Brendon has already expressed very well part of the reason that Swidler's comments are a joke. Swidler demonstrates no understanding of the true history of indulgences following Vatican II when he writes, "It appears as the latest in a series of restorationist efforts to roll back the joyful renewal accomplishments of the Second Vatican Council in 1962-65." He wrongly sees indulgences as some sort of negative, oppressive teaching; he wrongly implies that the Council somehow did away with indulgences. He suggests that they have reintroduced by John Paul II and Benedict XVI, apparently unaware of Paul VI's apostolic constitution. He dismissively refers to indulgences as indicative of "medieval thinking," displaying the sort of chronological snobbery and "progressive" arrogance all too common among such "experts."

Finally, his Association for the Rights of Catholics in the Church appears to be a typical dissenting, "progressive" group, as evidenced by statements such as these (from the group's website):

"But injustice in the Church has not yet ceased. We blatantly discriminate against over half of humanity by continuing to insist that God can be properly addressed as Father but not as Mother and that biology makes the daughters of Eve unsuitable for representing God in relation to humanity and for serving as public representatives of humanity before God.
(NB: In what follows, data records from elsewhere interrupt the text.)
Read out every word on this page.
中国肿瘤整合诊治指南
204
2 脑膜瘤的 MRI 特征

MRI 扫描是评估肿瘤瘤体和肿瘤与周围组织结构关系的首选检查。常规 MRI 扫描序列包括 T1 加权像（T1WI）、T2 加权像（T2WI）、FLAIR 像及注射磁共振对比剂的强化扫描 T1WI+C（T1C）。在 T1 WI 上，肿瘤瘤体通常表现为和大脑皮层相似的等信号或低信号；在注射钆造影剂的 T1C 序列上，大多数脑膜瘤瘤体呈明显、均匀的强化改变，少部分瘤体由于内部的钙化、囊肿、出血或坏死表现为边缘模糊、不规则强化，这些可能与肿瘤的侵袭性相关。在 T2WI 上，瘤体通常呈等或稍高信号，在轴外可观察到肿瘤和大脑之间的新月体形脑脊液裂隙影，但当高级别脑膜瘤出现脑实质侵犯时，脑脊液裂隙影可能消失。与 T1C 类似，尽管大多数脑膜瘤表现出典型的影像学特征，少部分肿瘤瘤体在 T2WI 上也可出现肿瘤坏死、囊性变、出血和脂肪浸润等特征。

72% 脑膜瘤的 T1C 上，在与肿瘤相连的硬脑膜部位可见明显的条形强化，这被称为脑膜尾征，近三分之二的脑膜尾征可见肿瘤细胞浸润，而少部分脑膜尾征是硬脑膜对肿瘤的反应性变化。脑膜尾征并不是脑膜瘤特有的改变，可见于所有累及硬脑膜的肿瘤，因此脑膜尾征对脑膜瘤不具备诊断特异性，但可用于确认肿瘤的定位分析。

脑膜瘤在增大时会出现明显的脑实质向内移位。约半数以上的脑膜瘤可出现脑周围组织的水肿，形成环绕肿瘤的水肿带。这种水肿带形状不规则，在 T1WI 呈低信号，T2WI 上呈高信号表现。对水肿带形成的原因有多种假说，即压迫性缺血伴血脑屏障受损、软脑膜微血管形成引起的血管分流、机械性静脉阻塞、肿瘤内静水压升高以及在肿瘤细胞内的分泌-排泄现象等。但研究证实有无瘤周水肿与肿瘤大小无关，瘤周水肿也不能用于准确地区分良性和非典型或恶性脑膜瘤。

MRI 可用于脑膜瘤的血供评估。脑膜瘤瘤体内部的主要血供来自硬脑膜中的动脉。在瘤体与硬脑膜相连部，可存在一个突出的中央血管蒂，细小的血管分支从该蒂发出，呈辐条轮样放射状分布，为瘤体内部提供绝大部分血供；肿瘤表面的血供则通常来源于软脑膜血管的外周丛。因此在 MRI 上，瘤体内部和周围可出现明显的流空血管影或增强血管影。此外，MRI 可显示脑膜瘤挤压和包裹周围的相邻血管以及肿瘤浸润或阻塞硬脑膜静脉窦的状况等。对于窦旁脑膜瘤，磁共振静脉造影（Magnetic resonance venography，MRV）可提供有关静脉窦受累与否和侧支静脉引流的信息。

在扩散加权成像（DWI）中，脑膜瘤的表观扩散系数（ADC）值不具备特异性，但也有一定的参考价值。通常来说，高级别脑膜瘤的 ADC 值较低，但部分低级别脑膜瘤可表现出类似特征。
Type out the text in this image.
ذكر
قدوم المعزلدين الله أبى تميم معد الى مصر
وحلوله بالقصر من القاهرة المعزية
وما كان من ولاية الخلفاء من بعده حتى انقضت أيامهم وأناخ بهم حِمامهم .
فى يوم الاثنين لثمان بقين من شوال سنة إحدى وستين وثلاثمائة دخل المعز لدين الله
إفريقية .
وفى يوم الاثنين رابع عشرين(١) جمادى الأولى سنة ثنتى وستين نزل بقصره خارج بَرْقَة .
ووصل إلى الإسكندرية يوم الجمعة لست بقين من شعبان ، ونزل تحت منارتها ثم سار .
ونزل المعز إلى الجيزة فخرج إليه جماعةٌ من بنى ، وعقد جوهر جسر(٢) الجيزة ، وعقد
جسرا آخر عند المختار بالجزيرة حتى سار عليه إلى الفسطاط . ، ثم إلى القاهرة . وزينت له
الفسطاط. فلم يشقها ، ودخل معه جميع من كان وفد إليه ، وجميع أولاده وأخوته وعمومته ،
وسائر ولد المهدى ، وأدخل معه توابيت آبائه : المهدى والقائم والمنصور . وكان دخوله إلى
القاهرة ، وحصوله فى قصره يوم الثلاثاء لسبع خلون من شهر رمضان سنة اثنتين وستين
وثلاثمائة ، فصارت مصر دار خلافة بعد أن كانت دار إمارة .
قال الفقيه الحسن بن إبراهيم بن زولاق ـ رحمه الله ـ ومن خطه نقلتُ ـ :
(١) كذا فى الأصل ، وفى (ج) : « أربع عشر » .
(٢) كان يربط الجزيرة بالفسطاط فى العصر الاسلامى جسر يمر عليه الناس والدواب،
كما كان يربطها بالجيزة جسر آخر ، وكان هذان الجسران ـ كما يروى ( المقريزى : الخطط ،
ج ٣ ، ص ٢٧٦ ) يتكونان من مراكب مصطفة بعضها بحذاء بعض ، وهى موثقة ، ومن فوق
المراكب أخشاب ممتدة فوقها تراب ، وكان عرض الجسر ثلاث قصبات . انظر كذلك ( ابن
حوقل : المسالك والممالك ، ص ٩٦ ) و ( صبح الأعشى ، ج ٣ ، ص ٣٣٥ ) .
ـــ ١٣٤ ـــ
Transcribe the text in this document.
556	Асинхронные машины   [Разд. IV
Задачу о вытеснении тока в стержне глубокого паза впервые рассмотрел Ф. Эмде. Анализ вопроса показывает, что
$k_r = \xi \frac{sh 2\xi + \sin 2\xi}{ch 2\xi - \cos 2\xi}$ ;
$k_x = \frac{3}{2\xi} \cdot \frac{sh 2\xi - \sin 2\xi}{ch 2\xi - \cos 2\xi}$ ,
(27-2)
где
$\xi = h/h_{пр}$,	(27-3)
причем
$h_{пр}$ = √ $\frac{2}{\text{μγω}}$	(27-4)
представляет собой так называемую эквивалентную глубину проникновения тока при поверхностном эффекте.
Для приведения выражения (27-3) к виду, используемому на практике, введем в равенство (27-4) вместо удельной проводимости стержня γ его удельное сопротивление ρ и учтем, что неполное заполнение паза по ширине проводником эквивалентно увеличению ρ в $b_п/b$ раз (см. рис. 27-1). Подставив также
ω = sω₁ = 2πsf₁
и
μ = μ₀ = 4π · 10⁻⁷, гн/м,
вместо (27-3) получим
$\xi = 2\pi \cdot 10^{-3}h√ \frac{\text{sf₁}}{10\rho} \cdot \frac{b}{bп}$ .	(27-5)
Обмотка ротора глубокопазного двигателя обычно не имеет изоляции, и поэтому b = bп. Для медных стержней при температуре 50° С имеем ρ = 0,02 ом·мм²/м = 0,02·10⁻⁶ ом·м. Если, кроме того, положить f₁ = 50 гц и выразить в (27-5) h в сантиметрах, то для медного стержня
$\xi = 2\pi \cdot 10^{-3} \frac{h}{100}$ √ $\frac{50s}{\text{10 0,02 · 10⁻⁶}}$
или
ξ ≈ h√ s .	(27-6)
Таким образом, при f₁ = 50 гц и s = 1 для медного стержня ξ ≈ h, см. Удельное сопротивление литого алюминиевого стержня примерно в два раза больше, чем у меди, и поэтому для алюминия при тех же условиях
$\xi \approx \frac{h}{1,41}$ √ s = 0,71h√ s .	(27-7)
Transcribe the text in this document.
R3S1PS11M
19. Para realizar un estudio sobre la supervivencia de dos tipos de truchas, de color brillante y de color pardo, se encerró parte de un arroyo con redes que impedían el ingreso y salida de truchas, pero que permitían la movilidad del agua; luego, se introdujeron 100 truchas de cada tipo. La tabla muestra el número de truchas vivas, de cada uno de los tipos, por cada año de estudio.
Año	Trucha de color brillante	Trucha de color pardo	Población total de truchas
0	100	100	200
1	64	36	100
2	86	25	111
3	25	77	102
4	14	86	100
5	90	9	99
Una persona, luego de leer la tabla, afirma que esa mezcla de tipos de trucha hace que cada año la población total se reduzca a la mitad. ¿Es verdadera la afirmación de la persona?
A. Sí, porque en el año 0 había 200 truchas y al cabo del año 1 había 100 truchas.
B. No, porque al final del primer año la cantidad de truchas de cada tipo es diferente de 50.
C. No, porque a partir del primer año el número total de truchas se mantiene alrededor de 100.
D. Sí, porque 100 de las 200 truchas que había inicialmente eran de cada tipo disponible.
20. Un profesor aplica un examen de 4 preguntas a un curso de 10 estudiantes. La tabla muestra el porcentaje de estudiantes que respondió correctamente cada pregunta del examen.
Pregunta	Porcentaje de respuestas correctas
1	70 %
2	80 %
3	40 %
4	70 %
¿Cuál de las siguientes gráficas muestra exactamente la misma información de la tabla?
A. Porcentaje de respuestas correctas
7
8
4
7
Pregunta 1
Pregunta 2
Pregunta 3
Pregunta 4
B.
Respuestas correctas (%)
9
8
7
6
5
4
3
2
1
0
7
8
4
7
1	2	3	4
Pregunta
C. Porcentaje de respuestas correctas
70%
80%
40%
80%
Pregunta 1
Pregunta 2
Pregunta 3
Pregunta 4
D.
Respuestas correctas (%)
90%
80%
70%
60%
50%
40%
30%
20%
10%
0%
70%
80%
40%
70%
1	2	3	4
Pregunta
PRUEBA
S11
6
Women are second class citizens in the official Church."

"Hence, the goals of ARCC are: To institutionalize a collegial and egalitarian understanding of Church in which decision-making is shared and accountability is realized among Catholics of every kind. We are Church!"

The site, not surprisingly, agitates for women's ordination. In addition, the site contains essays portraying Pope Benedict XVI as an extremist. One essay states: "... Wojtyla and Ratzinger were similar in many ways – arrogant, narrow Catholics, authoritarian, intolerant, convinced of their absolute rightness, xenophobic..." And so forth and so on.

You ask: "Can't he just be a constructive voice with which you disagree?" I don't see how a Professor of Catholic Thought who misrepresents, denounces and attacks Catholic doctrine while personally attacking, in infantile fashion, the last two Popes, is up to much that can be called "constructive." To answer your question, I don't think he is a "constructive voice" (quite the contrary), but I happily disagree with him.


To be clear, I think we all agree in disagreeing with Swidler. Perhaps academia has corrupted me insofar as I'm willing to learn from those with whom I disagree and point out where they're wrong when necessary, all without simply calling it a "joke". Not because I don't take the matter seriously, but precisely because I do and so I'd rather engage a bit more substantially (as Carl and Brendon have in the comments section). My point was simply that Swidler speaks at least from a coherent tradition of liberalism that has gained traction amongst some Catholics since Vatican II, and I think he passes the threshold for "worthy of a full response", if for no other reason than the fact that some other people think the way he does. I figured you would get that, as someone who has some interest in apologetics.